(18-11-2020, 17:57)Artur Z. napisał(a): Ja dziś wyciągnełem łódke , 4 ostatnie wypady prktycznie na pusto , nie liczac jednego króciaka, jak dalej bedzie taka tendencja to mysle ze za dwa lata zostana tylko bolenie wczesną wiosną i tyle .....
Mam takie samo odczucie, dlatego też zacząłem wdrażać się w letnie okonki, klenie na ultralighta... A patyk na bolka też już w sumie jest na 2021 Natomiast jeszcze nadziei nie straciłem i łódki nie wyciągam....

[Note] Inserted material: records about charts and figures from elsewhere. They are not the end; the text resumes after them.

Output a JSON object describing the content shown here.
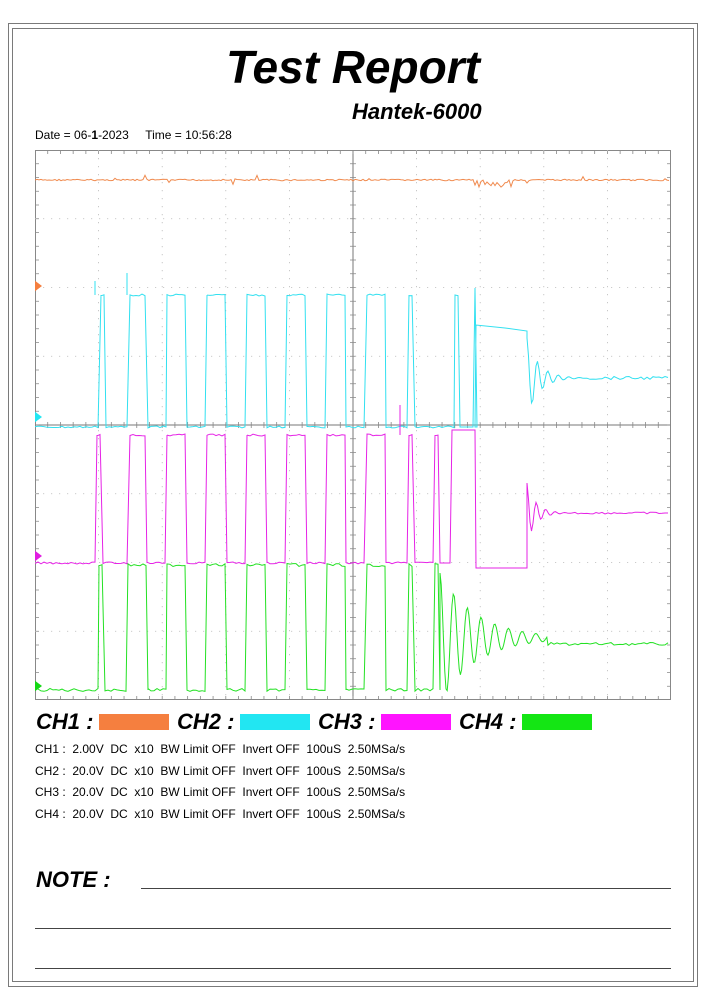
{
  "report": {
    "title": "Test Report",
    "model": "Hantek-6000",
    "date_label": "Date = ",
    "date_prefix": "06-",
    "date_bold": "1",
    "date_suffix": "-2023",
    "time_label": "Time = ",
    "time_value": "10:56:28"
  },
  "legend": [
    {
      "label": "CH1 :",
      "color": "#ff8c4b"
    },
    {
      "label": "CH2 :",
      "color": "#28e8f5"
    },
    {
      "label": "CH3 :",
      "color": "#ff14ff"
    },
    {
      "label": "CH4 :",
      "color": "#14e614"
    }
  ],
  "settings": [
    "CH1 :  2.00V  DC  x10  BW Limit OFF  Invert OFF  100uS  2.50MSa/s",
    "CH2 :  20.0V  DC  x10  BW Limit OFF  Invert OFF  100uS  2.50MSa/s",
    "CH3 :  20.0V  DC  x10  BW Limit OFF  Invert OFF  100uS  2.50MSa/s",
    "CH4 :  20.0V  DC  x10  BW Limit OFF  Invert OFF  100uS  2.50MSa/s"
  ],
  "note": {
    "label": "NOTE :"
  },
  "colors": {
    "ch1": "#f08a4e",
    "ch2": "#32e0f0",
    "ch3": "#e623e6",
    "ch4": "#23e123",
    "grid": "#808080"
  }
}
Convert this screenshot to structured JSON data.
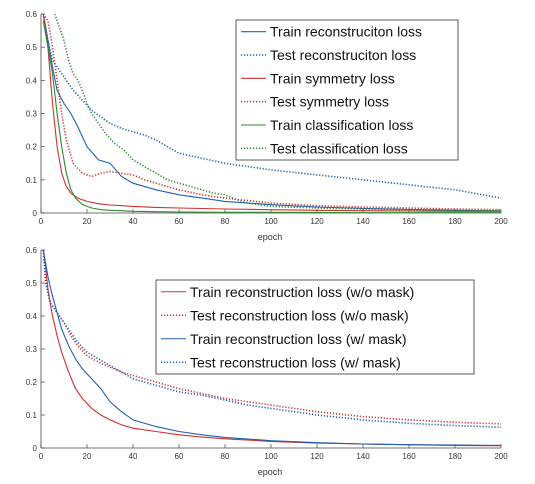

(18-11-2020, 20:02)bogunow napisał(a): Na moim odcinku Narwi jeśli coś bierze w dzień, to przeważnie niewymiarki, dlatego łowię praktycznie tylko po zmroku i przed świtem.
Wtedy można liczyć na coś większego. Do tego trzeba dodać, że na rybach ostatnio jestem 5 razy w tygodniu
Ja też jestem 5-4-6 razy w tygodniu tutaj w okolicach 63 km - zależy od tygodnia. W dzień ostatnio też pływam, rano w weekendy - złapałem jednego w dzień z 55 może jakiś czas temu, ale tak to to samo co w nocy - katastrofa. Jak już coś puknie to same małe... Głęboko, płytko, na to, na tamto, na lekko, na ciężko...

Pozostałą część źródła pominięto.